La Révolution de la Xenotransplantation
Cette année, les procédures de transplantation d’organes novatrices suscitent un intérêt croissant. Certaines techniques peuvent sembler improbables, comme la transplantation de têtes humaines en cours de développement, mais d’autres pourraient inaugurer une ère nouvelle dans le domaine de la transplantation. Des chercheurs chinois travaillent actuellement à l’utilisation d’organes de porcs génétiquement modifiés pour des transplantations humaines, et ils espèrent que ces organes seront disponibles dans les deux prochaines années.
Les organes de porc ressemblent beaucoup aux organes humains, tant par leur taille que par leur métabolisme, ce qui en fait les meilleurs candidats pour les transplantations inter-espèces, un domaine que l’on nomme xenotransplantation. Des études ont montré des résultats encourageants, notamment le cas d’un babouin qui a survécu pendant trois ans après avoir reçu un cœur de porc.
Pour confirmer ces résultats, une collaboration de plus de dix instituts en Chine a sollicité l’autorisation du gouvernement pour mener des essais cliniques sur des humains utilisant des organes de porc. Ces essais s’inscrivent dans le cadre d’un projet national de xenotransplantation, financé par le gouvernement central chinois.
Banque d’Oreilles de Porc
La Chine semble être à la pointe de cette technologie, produisant plus de porcs génétiquement modifiés que tout autre pays. Pour réussir les transplantations d’organes porcins, il est crucial de modifier les porcs en supprimant certains gènes pour éviter que le système immunitaire humain ne rejette les organes greffés.
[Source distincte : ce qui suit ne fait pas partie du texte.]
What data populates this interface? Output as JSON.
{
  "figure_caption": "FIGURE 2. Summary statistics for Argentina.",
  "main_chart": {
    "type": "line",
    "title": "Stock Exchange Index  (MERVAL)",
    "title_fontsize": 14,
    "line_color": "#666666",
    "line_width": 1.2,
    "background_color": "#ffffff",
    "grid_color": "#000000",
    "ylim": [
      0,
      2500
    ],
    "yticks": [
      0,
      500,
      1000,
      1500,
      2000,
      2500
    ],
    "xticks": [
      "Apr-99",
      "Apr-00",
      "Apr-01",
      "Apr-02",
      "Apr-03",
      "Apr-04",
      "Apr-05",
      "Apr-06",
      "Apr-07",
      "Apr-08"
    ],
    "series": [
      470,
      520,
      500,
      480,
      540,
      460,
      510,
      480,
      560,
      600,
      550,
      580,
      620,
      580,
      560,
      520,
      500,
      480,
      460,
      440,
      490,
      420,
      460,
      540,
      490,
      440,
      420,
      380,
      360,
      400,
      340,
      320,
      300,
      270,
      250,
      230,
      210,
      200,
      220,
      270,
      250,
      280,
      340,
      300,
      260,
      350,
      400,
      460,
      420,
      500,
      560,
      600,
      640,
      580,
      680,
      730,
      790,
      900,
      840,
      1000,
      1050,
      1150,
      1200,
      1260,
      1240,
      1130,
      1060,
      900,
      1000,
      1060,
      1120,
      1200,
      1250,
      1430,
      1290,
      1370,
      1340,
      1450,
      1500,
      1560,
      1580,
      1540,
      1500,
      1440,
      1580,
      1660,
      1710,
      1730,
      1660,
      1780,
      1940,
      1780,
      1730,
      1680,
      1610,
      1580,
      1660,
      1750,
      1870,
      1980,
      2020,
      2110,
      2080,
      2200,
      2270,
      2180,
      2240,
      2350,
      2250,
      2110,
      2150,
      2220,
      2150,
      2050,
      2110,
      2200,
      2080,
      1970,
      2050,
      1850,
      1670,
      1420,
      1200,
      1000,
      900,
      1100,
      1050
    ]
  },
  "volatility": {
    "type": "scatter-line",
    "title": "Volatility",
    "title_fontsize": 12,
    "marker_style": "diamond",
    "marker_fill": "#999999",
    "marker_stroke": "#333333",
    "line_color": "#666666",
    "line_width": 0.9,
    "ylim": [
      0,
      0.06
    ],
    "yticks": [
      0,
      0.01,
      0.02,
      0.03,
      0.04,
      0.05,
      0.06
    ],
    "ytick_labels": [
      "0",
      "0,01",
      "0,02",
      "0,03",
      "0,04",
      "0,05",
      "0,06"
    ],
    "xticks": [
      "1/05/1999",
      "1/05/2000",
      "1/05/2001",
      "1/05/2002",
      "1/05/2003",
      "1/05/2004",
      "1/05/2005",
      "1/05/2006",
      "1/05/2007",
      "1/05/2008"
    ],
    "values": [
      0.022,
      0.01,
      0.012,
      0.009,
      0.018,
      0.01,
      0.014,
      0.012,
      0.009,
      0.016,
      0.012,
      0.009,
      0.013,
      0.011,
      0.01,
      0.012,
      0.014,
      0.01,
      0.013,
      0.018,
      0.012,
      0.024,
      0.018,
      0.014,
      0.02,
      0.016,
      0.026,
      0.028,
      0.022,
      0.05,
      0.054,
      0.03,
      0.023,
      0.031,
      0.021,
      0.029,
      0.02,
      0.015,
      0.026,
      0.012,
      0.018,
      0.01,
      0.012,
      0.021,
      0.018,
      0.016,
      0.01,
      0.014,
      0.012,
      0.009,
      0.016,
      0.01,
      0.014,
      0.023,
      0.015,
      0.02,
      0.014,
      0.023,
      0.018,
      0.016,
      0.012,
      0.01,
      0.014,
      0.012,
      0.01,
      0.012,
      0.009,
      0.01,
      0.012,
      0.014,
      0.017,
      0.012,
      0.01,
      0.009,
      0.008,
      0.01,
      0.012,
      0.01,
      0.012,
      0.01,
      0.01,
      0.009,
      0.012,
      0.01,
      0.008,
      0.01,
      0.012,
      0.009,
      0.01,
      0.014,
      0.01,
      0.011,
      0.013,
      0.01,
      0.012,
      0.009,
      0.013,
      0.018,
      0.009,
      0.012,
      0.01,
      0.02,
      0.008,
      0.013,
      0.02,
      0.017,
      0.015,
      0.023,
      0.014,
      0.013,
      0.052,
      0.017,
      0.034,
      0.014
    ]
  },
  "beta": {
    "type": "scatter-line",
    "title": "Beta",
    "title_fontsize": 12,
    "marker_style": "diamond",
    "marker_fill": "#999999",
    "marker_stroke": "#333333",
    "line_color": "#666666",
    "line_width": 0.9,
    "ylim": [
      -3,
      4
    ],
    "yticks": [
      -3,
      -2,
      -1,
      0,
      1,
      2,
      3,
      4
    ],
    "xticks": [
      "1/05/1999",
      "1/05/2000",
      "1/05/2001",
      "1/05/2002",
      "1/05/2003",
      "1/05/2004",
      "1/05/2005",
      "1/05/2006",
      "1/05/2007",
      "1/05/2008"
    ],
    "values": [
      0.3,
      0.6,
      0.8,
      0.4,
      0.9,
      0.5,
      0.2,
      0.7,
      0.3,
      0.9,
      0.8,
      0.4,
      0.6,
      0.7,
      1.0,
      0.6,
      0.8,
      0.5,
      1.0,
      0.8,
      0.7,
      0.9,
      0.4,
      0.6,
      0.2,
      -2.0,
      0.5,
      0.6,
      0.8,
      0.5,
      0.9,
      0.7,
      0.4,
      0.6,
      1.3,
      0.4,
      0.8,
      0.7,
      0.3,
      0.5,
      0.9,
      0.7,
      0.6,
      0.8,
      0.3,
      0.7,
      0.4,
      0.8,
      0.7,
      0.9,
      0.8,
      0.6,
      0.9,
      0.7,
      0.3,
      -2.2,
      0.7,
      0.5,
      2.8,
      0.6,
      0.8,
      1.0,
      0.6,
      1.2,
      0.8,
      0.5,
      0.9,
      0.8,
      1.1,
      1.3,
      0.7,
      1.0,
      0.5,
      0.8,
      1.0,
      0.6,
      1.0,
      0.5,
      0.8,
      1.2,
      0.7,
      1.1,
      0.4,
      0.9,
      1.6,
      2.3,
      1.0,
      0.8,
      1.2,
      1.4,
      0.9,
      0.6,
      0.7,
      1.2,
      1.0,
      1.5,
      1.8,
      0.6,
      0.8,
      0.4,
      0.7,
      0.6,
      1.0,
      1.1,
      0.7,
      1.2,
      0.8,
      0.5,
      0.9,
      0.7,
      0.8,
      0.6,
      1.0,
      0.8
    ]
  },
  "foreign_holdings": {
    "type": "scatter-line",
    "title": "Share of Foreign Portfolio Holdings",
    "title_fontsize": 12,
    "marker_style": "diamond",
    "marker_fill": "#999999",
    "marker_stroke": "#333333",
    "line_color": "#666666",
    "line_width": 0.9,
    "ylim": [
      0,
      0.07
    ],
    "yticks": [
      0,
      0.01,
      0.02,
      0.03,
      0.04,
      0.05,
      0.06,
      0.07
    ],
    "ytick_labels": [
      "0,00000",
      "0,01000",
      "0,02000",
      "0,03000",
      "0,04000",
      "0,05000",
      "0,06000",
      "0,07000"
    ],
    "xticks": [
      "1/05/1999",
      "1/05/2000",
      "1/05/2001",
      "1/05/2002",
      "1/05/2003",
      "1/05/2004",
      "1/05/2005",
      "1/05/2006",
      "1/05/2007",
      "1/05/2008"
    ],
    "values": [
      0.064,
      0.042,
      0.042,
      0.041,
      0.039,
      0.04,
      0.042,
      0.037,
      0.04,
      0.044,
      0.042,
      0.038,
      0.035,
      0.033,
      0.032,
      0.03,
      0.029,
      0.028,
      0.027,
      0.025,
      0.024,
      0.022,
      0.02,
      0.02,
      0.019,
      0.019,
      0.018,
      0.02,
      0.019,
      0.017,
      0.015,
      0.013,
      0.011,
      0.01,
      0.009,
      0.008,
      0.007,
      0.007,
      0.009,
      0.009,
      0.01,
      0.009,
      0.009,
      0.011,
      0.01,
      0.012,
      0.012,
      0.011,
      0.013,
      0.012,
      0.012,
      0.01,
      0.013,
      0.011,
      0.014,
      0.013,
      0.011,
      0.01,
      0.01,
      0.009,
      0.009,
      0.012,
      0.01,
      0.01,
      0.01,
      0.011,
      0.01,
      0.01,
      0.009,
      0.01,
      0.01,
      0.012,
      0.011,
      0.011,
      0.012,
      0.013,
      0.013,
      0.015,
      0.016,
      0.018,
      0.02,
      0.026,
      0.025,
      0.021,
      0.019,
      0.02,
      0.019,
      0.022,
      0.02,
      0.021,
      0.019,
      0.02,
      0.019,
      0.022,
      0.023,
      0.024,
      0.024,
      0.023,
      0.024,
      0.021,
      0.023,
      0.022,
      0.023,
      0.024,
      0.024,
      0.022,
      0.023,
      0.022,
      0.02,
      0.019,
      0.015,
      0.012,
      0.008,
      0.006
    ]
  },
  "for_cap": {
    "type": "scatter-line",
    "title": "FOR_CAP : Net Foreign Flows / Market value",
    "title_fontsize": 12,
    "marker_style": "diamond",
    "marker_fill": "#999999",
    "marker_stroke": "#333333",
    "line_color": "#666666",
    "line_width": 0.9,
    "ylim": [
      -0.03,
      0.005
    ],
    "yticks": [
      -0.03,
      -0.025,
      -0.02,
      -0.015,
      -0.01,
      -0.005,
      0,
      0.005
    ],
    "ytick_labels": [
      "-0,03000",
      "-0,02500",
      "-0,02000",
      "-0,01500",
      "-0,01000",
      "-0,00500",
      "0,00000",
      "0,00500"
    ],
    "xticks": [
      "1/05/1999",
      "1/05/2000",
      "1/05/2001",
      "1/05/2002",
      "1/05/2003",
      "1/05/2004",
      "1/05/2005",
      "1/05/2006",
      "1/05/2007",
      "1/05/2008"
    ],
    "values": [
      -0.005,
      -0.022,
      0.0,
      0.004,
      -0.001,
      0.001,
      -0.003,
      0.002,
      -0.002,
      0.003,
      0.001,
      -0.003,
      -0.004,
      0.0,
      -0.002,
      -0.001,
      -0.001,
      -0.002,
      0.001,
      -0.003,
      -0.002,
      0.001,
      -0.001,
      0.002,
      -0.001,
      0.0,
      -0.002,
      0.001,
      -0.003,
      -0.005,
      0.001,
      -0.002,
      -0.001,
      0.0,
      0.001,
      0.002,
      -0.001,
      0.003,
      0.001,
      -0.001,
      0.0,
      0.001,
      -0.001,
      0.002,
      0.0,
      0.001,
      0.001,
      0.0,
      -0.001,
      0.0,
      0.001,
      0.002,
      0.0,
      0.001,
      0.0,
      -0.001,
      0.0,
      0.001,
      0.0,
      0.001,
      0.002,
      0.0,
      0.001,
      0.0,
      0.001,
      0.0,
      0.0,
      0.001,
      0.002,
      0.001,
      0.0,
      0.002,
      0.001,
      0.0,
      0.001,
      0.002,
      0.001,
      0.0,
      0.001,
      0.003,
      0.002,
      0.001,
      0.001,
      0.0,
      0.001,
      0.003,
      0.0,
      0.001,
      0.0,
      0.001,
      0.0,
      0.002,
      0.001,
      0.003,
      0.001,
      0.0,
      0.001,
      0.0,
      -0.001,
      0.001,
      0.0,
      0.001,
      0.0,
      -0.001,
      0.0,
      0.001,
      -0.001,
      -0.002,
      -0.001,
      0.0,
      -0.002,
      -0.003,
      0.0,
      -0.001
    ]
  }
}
Des rapports indiquent que des fermes de clonage en Chine génèrent jusqu’à 1 000 porcs clonés par an, d’après un expert dans le domaine.
Si le gouvernement approuve rapidement les essais cliniques, cela pourrait se traduire par une immense réserve d’organes porcins. Cependant, pour Zhao Zijian, directeur du Centre de Recherche sur les Maladies Métaboliques à l’Université Médicale de Nankin, la lenteur des autorités est préoccupante.
Zhao s’inquiète de la situation dramatique des patients en attente de transplantations, déclarant : « Nous avons des malades qui meurent faute d’organes et leurs proches désespérés demandent une chance de survie. Malheureusement, toutes nos tentatives pour obtenir des réponses des autorités restent sans écho. »
En Chine, plus de 300 000 patients nécessitent des greffes d’organes, mais moins de 10 000 organes sont donnés chaque année. Pour répondre à cette crise, il est urgent de mettre en place des régulations efficaces. « Une première initiative doit être lancée, que ce soit par la Food and Drug Administration des États-Unis ou celle de Chine », souligne Zhao.
FAQ
Quels sont les avantages de la xenotransplantation ?
La xenotransplantation permettrait d’augmenter le nombre d’organes disponibles pour les transplantations, réduisant ainsi le temps d’attente pour les patients tout en potentiellement sauvant des vies.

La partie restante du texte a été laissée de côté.